What are tropical rodolith beds?

Tropical rodolith beds are underwater ecosystems found in tropical regions. They are composed of small, free-living, calcareous red algae known as rodoliths. These rodoliths form dense beds on the seafloor, creating a unique habitat for a variety of marine organisms. The rodoliths provide shelter, food, and a substrate for attachment for many species

In [37]:
query = "\nSummarize key aspects about rodolith beds"
docs = docsearch.similarity_search(query)

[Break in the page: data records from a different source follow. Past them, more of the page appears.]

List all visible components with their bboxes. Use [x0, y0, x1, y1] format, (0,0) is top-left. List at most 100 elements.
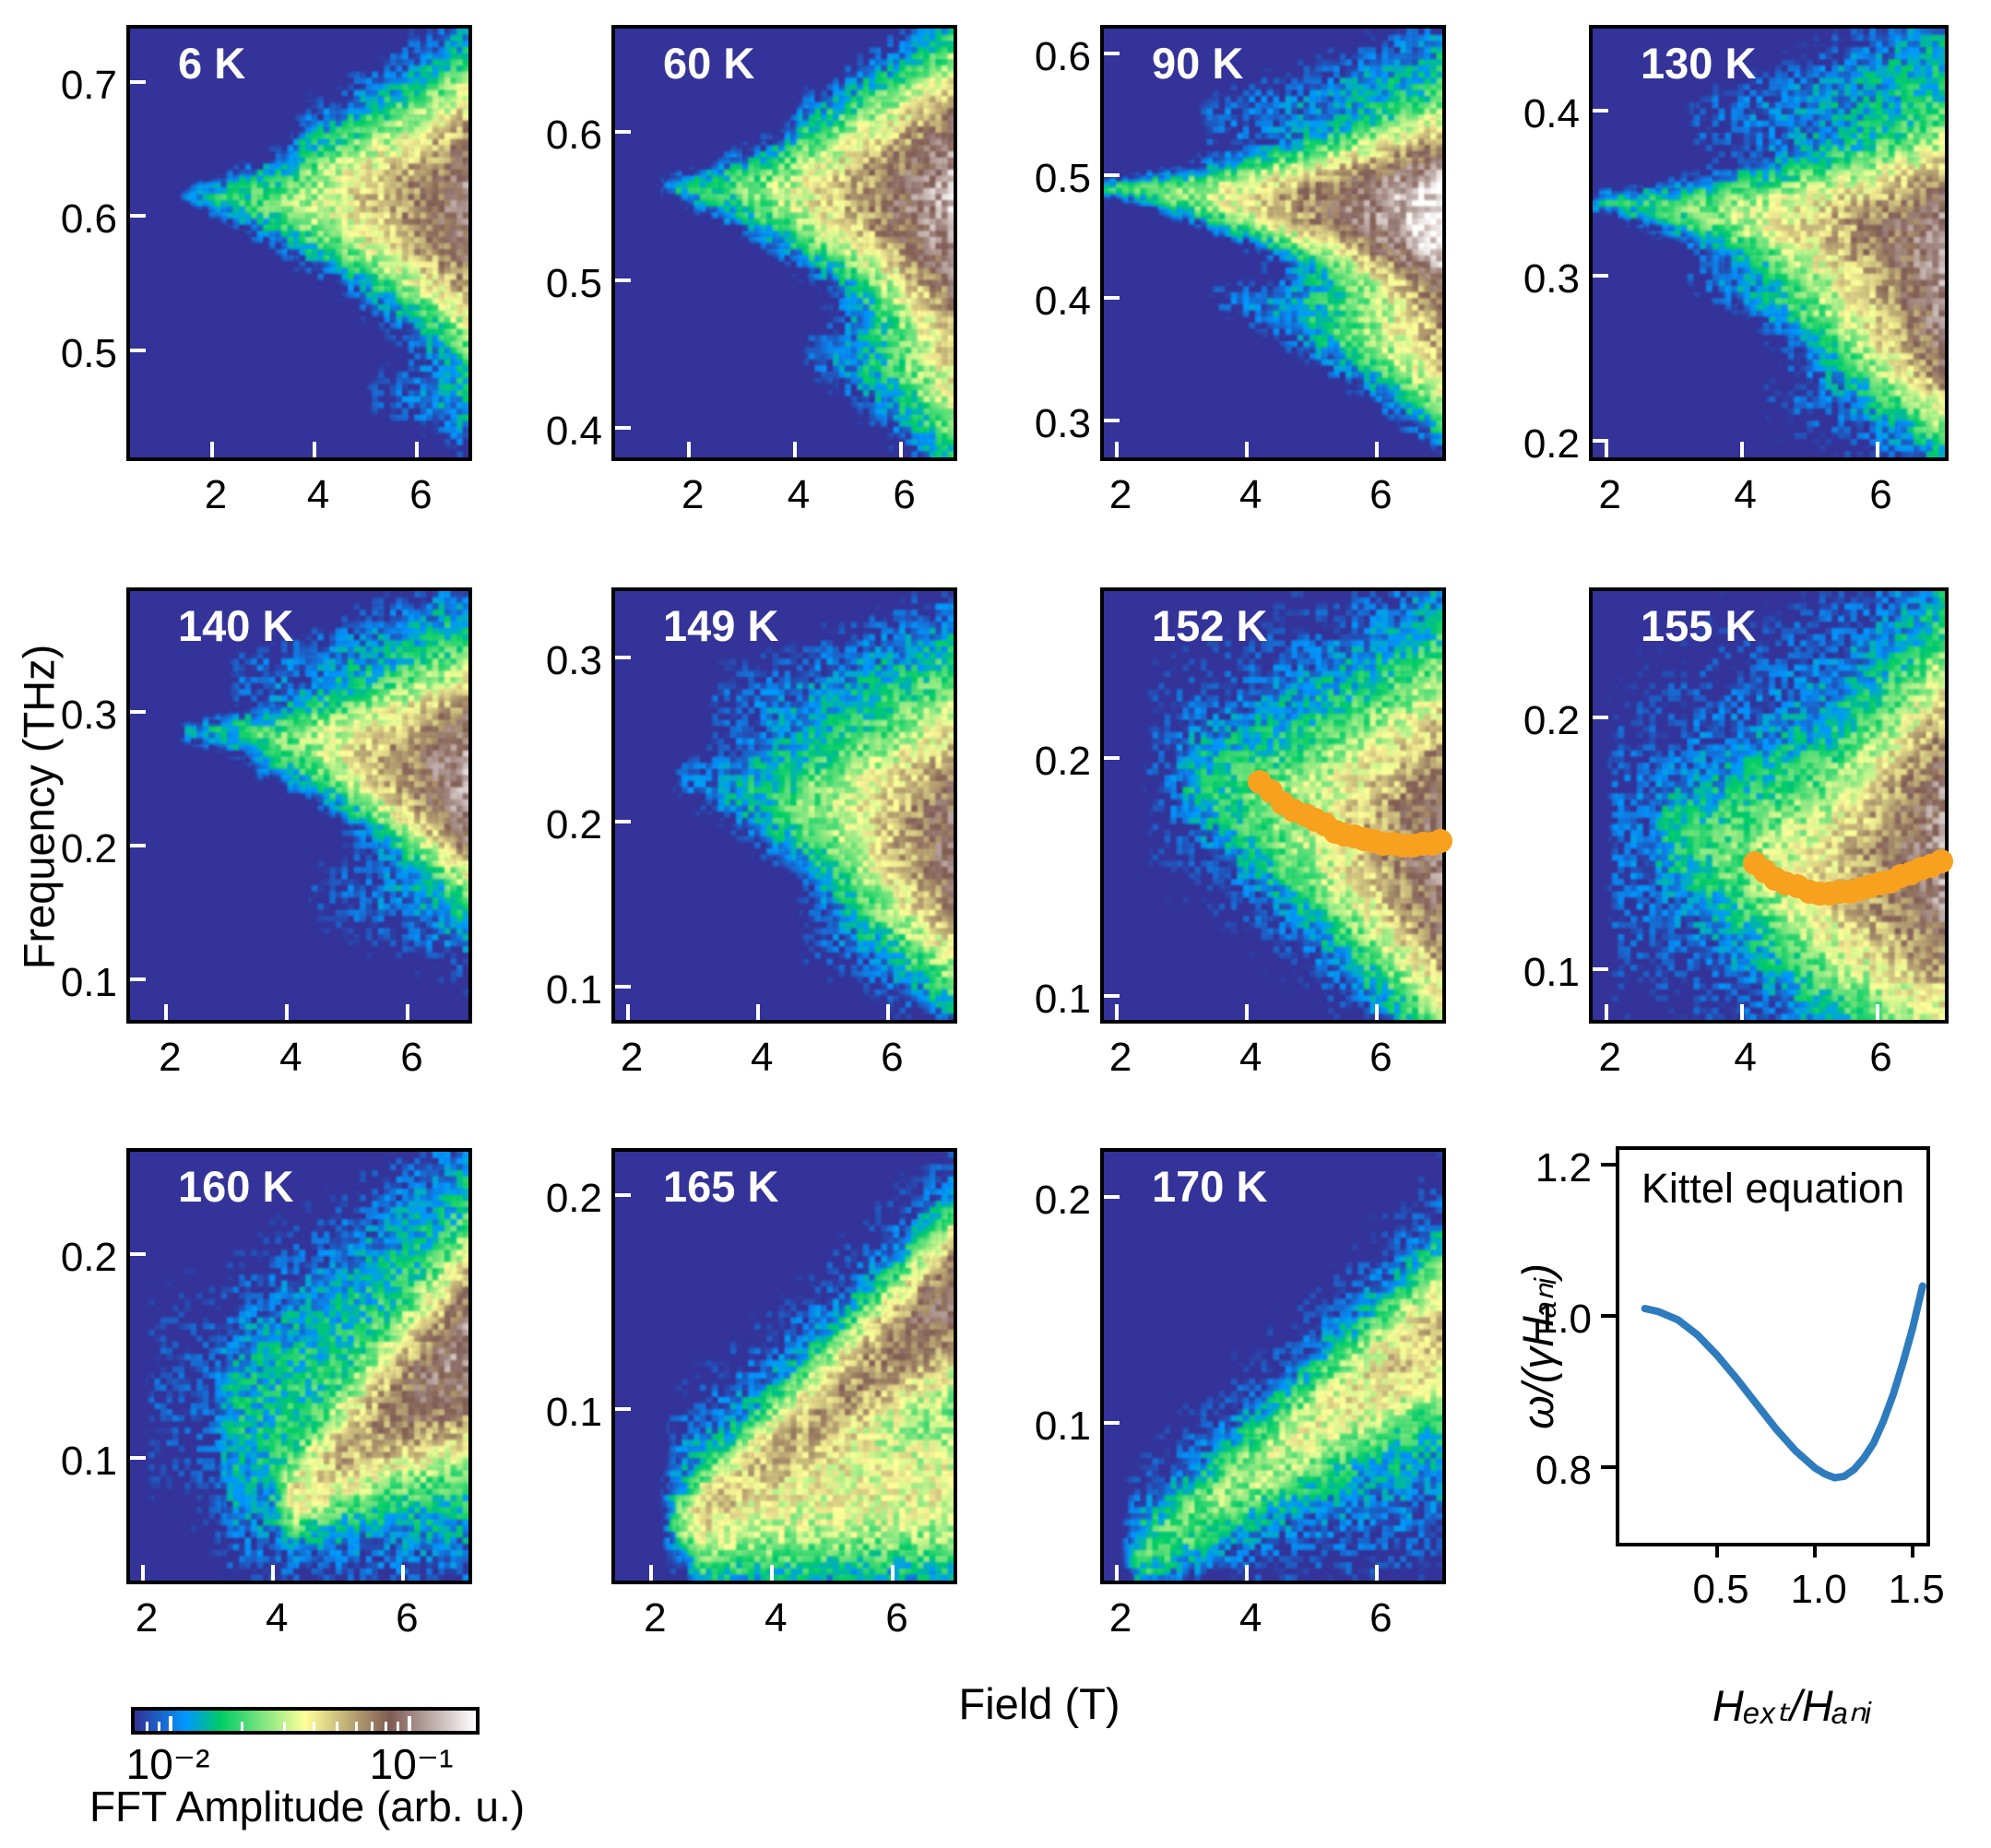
x-tick-mark	[649, 1565, 654, 1581]
y-tick-mark	[1601, 1465, 1616, 1470]
panel-title: 160 K	[178, 1162, 294, 1211]
x-tick-label: 2	[204, 472, 228, 517]
panel-170-k: 170 K 2 4 6 0.1 0.2	[1035, 1148, 1446, 1641]
x-axis-label: Field (T)	[958, 1679, 1120, 1728]
colorbar-major-tick	[407, 1716, 411, 1731]
x-tick-label: 4	[1734, 472, 1757, 517]
y-tick-mark	[1104, 1420, 1120, 1425]
y-tick-mark	[1104, 173, 1120, 178]
colorbar-minor-tick	[158, 1722, 161, 1731]
y-tick-label: 0.1	[1034, 1403, 1091, 1449]
panel-kittel-equation: Kittel equation 0.5 1.0 1.5 0.8 1.0 1.2	[1535, 1145, 1945, 1612]
y-tick-label: 0.2	[1034, 738, 1091, 784]
y-tick-label: 0.4	[545, 408, 602, 454]
x-tick-mark	[1911, 1543, 1915, 1558]
y-tick-label: 0.2	[1523, 697, 1580, 743]
heatmap-canvas	[615, 29, 954, 457]
y-tick-mark	[130, 1251, 146, 1256]
x-tick-mark	[1245, 1565, 1250, 1581]
y-tick-mark	[1104, 51, 1120, 55]
heatmap-canvas	[1593, 591, 1945, 1020]
x-tick-label: 6	[1369, 472, 1393, 517]
y-tick-mark	[1593, 715, 1608, 719]
y-tick-mark	[615, 820, 631, 824]
x-tick-mark	[1375, 442, 1380, 457]
x-tick-mark	[756, 1004, 761, 1020]
x-tick-mark	[1813, 1543, 1818, 1558]
colorbar-minor-tick	[282, 1722, 286, 1731]
x-tick-label: 4	[1239, 472, 1262, 517]
y-tick-mark	[615, 655, 631, 659]
x-tick-mark	[770, 1565, 775, 1581]
kittel-y-axis-label: ω/(γHₐₙᵢ)	[1513, 1263, 1562, 1429]
y-tick-mark	[130, 348, 146, 352]
y-tick-label: 0.6	[545, 113, 602, 159]
heatmap-canvas	[130, 29, 468, 457]
y-tick-label: 0.3	[545, 637, 602, 683]
panel-title: 130 K	[1641, 39, 1757, 88]
x-tick-mark	[164, 1004, 169, 1020]
y-tick-label: 0.1	[545, 1390, 602, 1435]
colorbar-minor-tick	[241, 1722, 244, 1731]
y-tick-label: 0.6	[1034, 33, 1091, 79]
y-tick-mark	[1104, 755, 1120, 760]
x-tick-mark	[406, 1004, 410, 1020]
y-tick-mark	[1601, 1314, 1616, 1319]
x-tick-label: 6	[1369, 1595, 1393, 1641]
y-tick-label: 0.2	[545, 1175, 602, 1221]
y-tick-label: 0.1	[60, 1439, 117, 1485]
y-tick-mark	[130, 1456, 146, 1461]
x-tick-label: 6	[396, 1595, 419, 1641]
x-tick-mark	[1375, 1565, 1380, 1581]
x-tick-label: 2	[1598, 472, 1621, 517]
panel-title: 60 K	[663, 39, 755, 88]
y-tick-mark	[130, 844, 146, 848]
heatmap-canvas	[130, 1152, 468, 1581]
y-tick-mark	[130, 709, 146, 714]
y-tick-mark	[1593, 439, 1608, 444]
panel-title: 140 K	[178, 601, 294, 650]
x-tick-mark	[1245, 1004, 1250, 1020]
y-tick-label: 0.2	[1523, 421, 1580, 468]
x-tick-mark	[1739, 442, 1744, 457]
x-tick-label: 1.0	[1790, 1567, 1847, 1612]
y-tick-mark	[615, 425, 631, 430]
mode-frequency-dot	[1929, 848, 1954, 873]
y-tick-mark	[615, 985, 631, 989]
colorbar-frame	[131, 1707, 480, 1735]
x-tick-label: 4	[751, 1035, 774, 1080]
x-tick-mark	[891, 1565, 895, 1581]
x-tick-mark	[1875, 1004, 1879, 1020]
y-tick-label: 0.2	[1034, 1177, 1091, 1223]
x-tick-label: 4	[279, 1035, 302, 1080]
colorbar-minor-tick	[336, 1722, 339, 1731]
y-tick-label: 0.1	[60, 960, 117, 1006]
x-tick-label: 4	[1239, 1595, 1262, 1641]
y-tick-mark	[1593, 274, 1608, 278]
colorbar-minor-tick	[384, 1722, 387, 1731]
panel-130-k: 130 K 2 4 6 0.2 0.3 0.4	[1523, 25, 1949, 517]
y-tick-label: 0.1	[545, 967, 602, 1013]
panel-90-k: 90 K 2 4 6 0.3 0.4 0.5 0.6	[1035, 25, 1446, 517]
x-tick-mark	[415, 442, 420, 457]
heatmap-canvas	[1104, 1152, 1442, 1581]
panel-title: 149 K	[663, 601, 779, 650]
x-tick-mark	[1115, 442, 1120, 457]
x-tick-mark	[141, 1565, 146, 1581]
y-tick-label: 0.2	[545, 802, 602, 848]
y-tick-label: 0.2	[60, 1234, 117, 1280]
mode-frequency-dot	[1428, 829, 1452, 854]
panel-title: 155 K	[1641, 601, 1757, 650]
y-tick-label: 0.3	[60, 692, 117, 738]
x-tick-mark	[209, 442, 214, 457]
y-tick-mark	[615, 278, 631, 282]
y-tick-label: 1.0	[1535, 1297, 1592, 1343]
colorbar-gradient	[135, 1711, 476, 1731]
y-tick-mark	[130, 214, 146, 219]
x-tick-mark	[1715, 1543, 1720, 1558]
x-tick-label: 2	[644, 1595, 667, 1641]
panel-title: 170 K	[1152, 1162, 1268, 1211]
x-tick-label: 6	[893, 472, 916, 517]
heatmap-canvas	[1593, 29, 1945, 457]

# Ask ChatGPT the question sending the most similar pages as input_documents
answer = chain.run(input_documents=docs, question=query)
print(f"{query}\n")
print(f"{answer}\n")

# Ask ChatGPT the question without sending the input_documents
answer = chain.run(input_documents=[], question=query)
print(f"{query}\n")
print(f"{answer}\n")


Summarize key aspects about rodolith beds

Rhodolith beds are a type of benthic habitat found along the tropical continental shelf. They are one of the world's largest algae-dominated benthic systems. Rhodolith beds have a larger area and broader depth and cross-shelf range compared to reefs. They are characterized by high richness of reef fishes, although fish biomass is smaller in rhodolith beds compared to reefs. Rhodolith beds play a significant role in the conservation of biodiversity, particularly for endemic species. However, they are often overlooked and undervalued in terms of their importance for conservation. Rhodolith beds are currently facing threats from activities such as carbonates mining and oil and gas exploitation. The trophic structure of fish assemblages in rhodolith beds is distinct, with lower abundance of herbivores compared to reefs. Rhodolith beds may influence ecological processes and drive reef fish community structure and dynamics. Overall, rhodolith beds 

In [56]:
# Test sending the whole article to the model
from langchain.docstore.document import Document
doc =  Document(page_content=raw_text, metadata={"source": "local"})

query = "\nWhat part of the article could be used in a oceanography master's degree test?"
answer = chain.run(input_documents=[doc], question=query)
print(f"{query}\n")
print(f"{answer}\n")

InvalidRequestError: This model's maximum context length is 4097 tokens. However, your messages resulted in 11478 tokens. Please reduce the length of the messages.